We all love the government. Whenever I think about the government, I get this warm and gushy feeling inside, like it’s a big teddy bear ready to squeeze me with the force of one of its big brother bear hugs. But when I’m not thinking pleasant thoughts about the organization that keeps taking a large chunks out of my paycheck or writing so many laws that it’s impossible for me to actually be a law abiding citizen, I think of a few of the things that maybe brother bear could loosen up on. Here is but a small list of those things.

1. Spending money

The market, which is just another way of saying “us,” is often understood to be the great engine of growth in society.  We must remember, however, that capitalism isn’t just a profits system, but a loss system as well.  Those losses in the market are just as important as the gains, because they signal to companies what they shouldn’t be doing in a way that forces them to respond immediately to our demands. Never heard of the “New Coke” before?

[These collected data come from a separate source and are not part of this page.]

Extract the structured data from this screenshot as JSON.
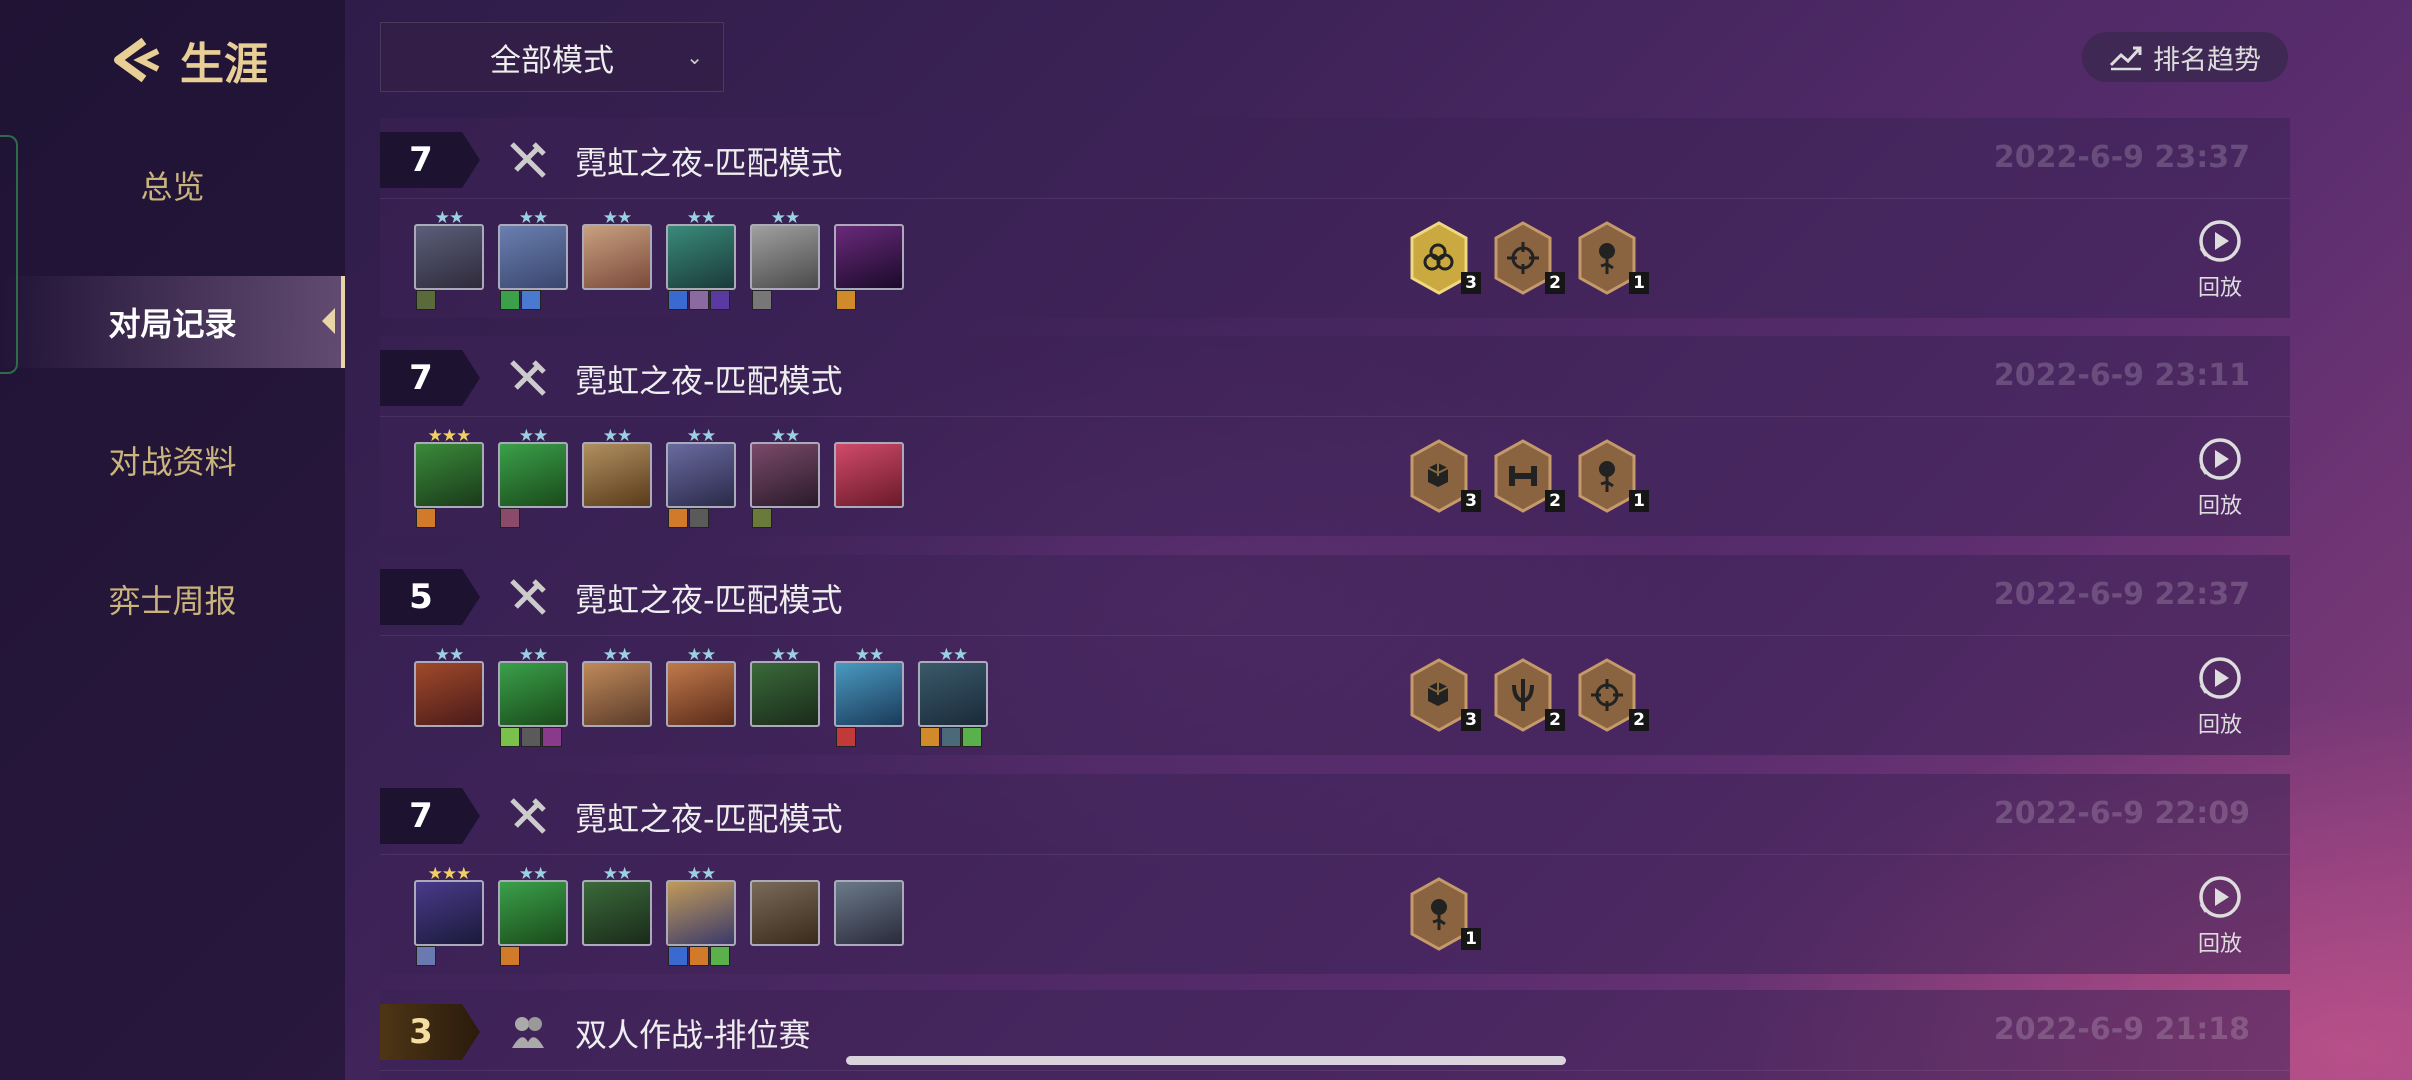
{
  "sidebar": {
    "title": "生涯",
    "items": [
      {
        "label": "总览",
        "active": false
      },
      {
        "label": "对局记录",
        "active": true
      },
      {
        "label": "对战资料",
        "active": false
      },
      {
        "label": "弈士周报",
        "active": false
      }
    ]
  },
  "topbar": {
    "mode_select": "全部模式",
    "trend_button": "排名趋势"
  },
  "replay_label": "回放",
  "matches": [
    {
      "rank": "7",
      "mode": "霓虹之夜-匹配模式",
      "mode_icon": "crossed-swords-icon",
      "time": "2022-6-9 23:37",
      "champions": [
        {
          "stars": 2,
          "colors": [
            "#5b5f7a",
            "#2f2a3a"
          ],
          "items": [
            "#5a6a3a"
          ]
        },
        {
          "stars": 2,
          "colors": [
            "#6a7fb0",
            "#39466d"
          ],
          "items": [
            "#3aa04a",
            "#4a7ad0"
          ]
        },
        {
          "stars": 2,
          "colors": [
            "#c8a080",
            "#7a4a3a"
          ],
          "items": []
        },
        {
          "stars": 2,
          "colors": [
            "#3a8a7a",
            "#1a3a3a"
          ],
          "items": [
            "#3a6ad0",
            "#8a6aa0",
            "#5a3aa0"
          ]
        },
        {
          "stars": 2,
          "colors": [
            "#a0a0a0",
            "#4a4a4a"
          ],
          "items": [
            "#777"
          ]
        },
        {
          "stars": 0,
          "colors": [
            "#6a2a7a",
            "#1a0a2a"
          ],
          "items": [
            "#d08a2a"
          ]
        }
      ],
      "traits": [
        {
          "icon": "rings-icon",
          "count": "3",
          "tier": "gold"
        },
        {
          "icon": "crosshair-icon",
          "count": "2",
          "tier": "bronze"
        },
        {
          "icon": "rose-icon",
          "count": "1",
          "tier": "bronze"
        }
      ]
    },
    {
      "rank": "7",
      "mode": "霓虹之夜-匹配模式",
      "mode_icon": "crossed-swords-icon",
      "time": "2022-6-9 23:11",
      "champions": [
        {
          "stars": 3,
          "colors": [
            "#3a8a3a",
            "#1a3a1a"
          ],
          "items": [
            "#d07a2a"
          ]
        },
        {
          "stars": 2,
          "colors": [
            "#3aa04a",
            "#1a4a1a"
          ],
          "items": [
            "#8a4a6a"
          ]
        },
        {
          "stars": 2,
          "colors": [
            "#b09060",
            "#5a3a1a"
          ],
          "items": []
        },
        {
          "stars": 2,
          "colors": [
            "#6a6aa0",
            "#2a2a4a"
          ],
          "items": [
            "#d07a2a",
            "#5a5a5a"
          ]
        },
        {
          "stars": 2,
          "colors": [
            "#7a4a6a",
            "#2a1a2a"
          ],
          "items": [
            "#6a7a3a"
          ]
        },
        {
          "stars": 0,
          "colors": [
            "#d04a6a",
            "#6a1a2a"
          ],
          "items": []
        }
      ],
      "traits": [
        {
          "icon": "cubes-icon",
          "count": "3",
          "tier": "bronze"
        },
        {
          "icon": "dumbbell-icon",
          "count": "2",
          "tier": "bronze"
        },
        {
          "icon": "rose-icon",
          "count": "1",
          "tier": "bronze"
        }
      ]
    },
    {
      "rank": "5",
      "mode": "霓虹之夜-匹配模式",
      "mode_icon": "crossed-swords-icon",
      "time": "2022-6-9 22:37",
      "champions": [
        {
          "stars": 2,
          "colors": [
            "#a04a2a",
            "#4a1a1a"
          ],
          "items": []
        },
        {
          "stars": 2,
          "colors": [
            "#3aa04a",
            "#1a4a1a"
          ],
          "items": [
            "#7ac04a",
            "#5a5a5a",
            "#8a3a8a"
          ]
        },
        {
          "stars": 2,
          "colors": [
            "#c08a5a",
            "#5a3a2a"
          ],
          "items": []
        },
        {
          "stars": 2,
          "colors": [
            "#c07a4a",
            "#5a2a1a"
          ],
          "items": []
        },
        {
          "stars": 2,
          "colors": [
            "#3a6a3a",
            "#1a2a1a"
          ],
          "items": []
        },
        {
          "stars": 2,
          "colors": [
            "#4a9ac0",
            "#1a3a5a"
          ],
          "items": [
            "#c03a3a"
          ]
        },
        {
          "stars": 2,
          "colors": [
            "#3a5a6a",
            "#1a2a3a"
          ],
          "items": [
            "#d08a2a",
            "#4a6a7a",
            "#5ab04a"
          ]
        }
      ],
      "traits": [
        {
          "icon": "cubes-icon",
          "count": "3",
          "tier": "bronze"
        },
        {
          "icon": "trident-icon",
          "count": "2",
          "tier": "bronze"
        },
        {
          "icon": "crosshair-icon",
          "count": "2",
          "tier": "bronze"
        }
      ]
    },
    {
      "rank": "7",
      "mode": "霓虹之夜-匹配模式",
      "mode_icon": "crossed-swords-icon",
      "time": "2022-6-9 22:09",
      "champions": [
        {
          "stars": 3,
          "colors": [
            "#4a3a8a",
            "#1a1a3a"
          ],
          "items": [
            "#6a7ab0"
          ]
        },
        {
          "stars": 2,
          "colors": [
            "#3aa04a",
            "#1a4a1a"
          ],
          "items": [
            "#d07a2a"
          ]
        },
        {
          "stars": 2,
          "colors": [
            "#3a6a3a",
            "#1a2a1a"
          ],
          "items": []
        },
        {
          "stars": 2,
          "colors": [
            "#c09a5a",
            "#3a3a6a"
          ],
          "items": [
            "#3a6ad0",
            "#d07a2a",
            "#5ab04a"
          ]
        },
        {
          "stars": 0,
          "colors": [
            "#7a6a5a",
            "#3a2a1a"
          ],
          "items": []
        },
        {
          "stars": 0,
          "colors": [
            "#6a7a8a",
            "#2a2a3a"
          ],
          "items": []
        }
      ],
      "traits": [
        {
          "icon": "rose-icon",
          "count": "1",
          "tier": "bronze"
        }
      ]
    },
    {
      "rank": "3",
      "mode": "双人作战-排位赛",
      "mode_icon": "duo-icon",
      "time": "2022-6-9 21:18",
      "champions": [],
      "traits": []
    }
  ]
}
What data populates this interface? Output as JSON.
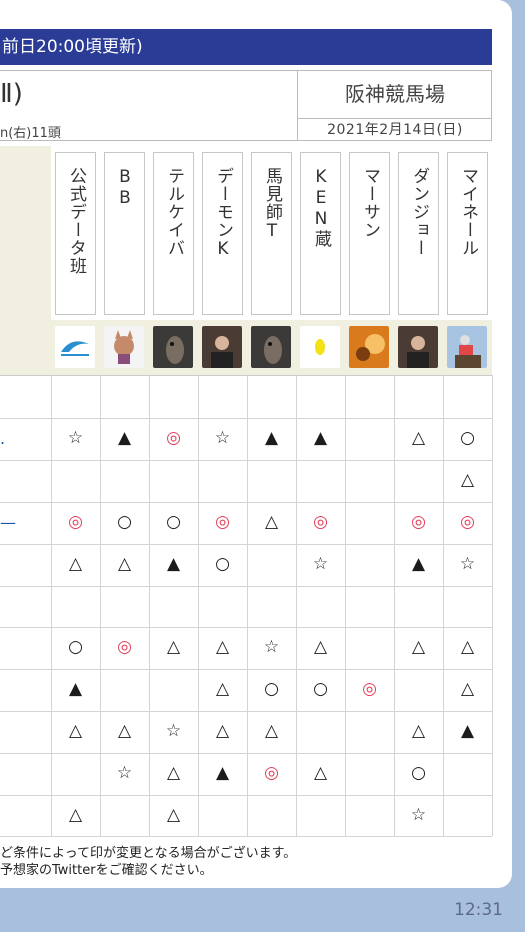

I hadn’t either. That’s because it didn’t perform well and it was quickly taken off the shelves. Coca-Cola incurred a loss, but learned what not to do in the process.

In contrast, the government does not have such a system in place. When it takes our tax dollars, it doesn’t have the same signals as the rest of us do. Money is spent on “good ideas” whether or not those ideas are actually good. For example:

 

As always, the question we should be asking ourselves is this: What could we as a society have done with all that money that the government wastes?

2. Growing naturally on its own

Even someone who thinks that the government can run all social programs better than the rest of society must concede that the natural state for government is to grow. If it keeps on growing, how will it ever stop?  If we keep on adding new programs so that officials can spend money to get re-elected, how will they ever learn self-restraint?  Can government keep growing forever without any problems?     

3. Managing the lives of people

Franklin D. Roosevelt, father of the New Deal, interned around 110,000 Japanese Americans against their will during WWII. He also forced everyone to turn in their gold at around $20.67 an ounce, only to then artificially peg gold to $35 dollars an ounce. If you didn't sell your gold at that price, you were fined $10,000 (quite a lot of money in 1933) and/or jailed for 5 years. Both of these things were done through threat of violence, and they were not done in some evil bastion of socialism, but right here in the land of the free and the home of the brave.         

Now, while we all joke about New York’s large soda ban, both the soda ban and FDR's contributions to our history really echo an important underlying statement: Whatever you are able to do in life, it will only be because the government allows you to do it.  And if you refuse to do what they tell you, there are hefty consequences.

In contrast, within a market economy and free society, people can only become successful if they serve someone with a good or service, and do the work well enough to get paid.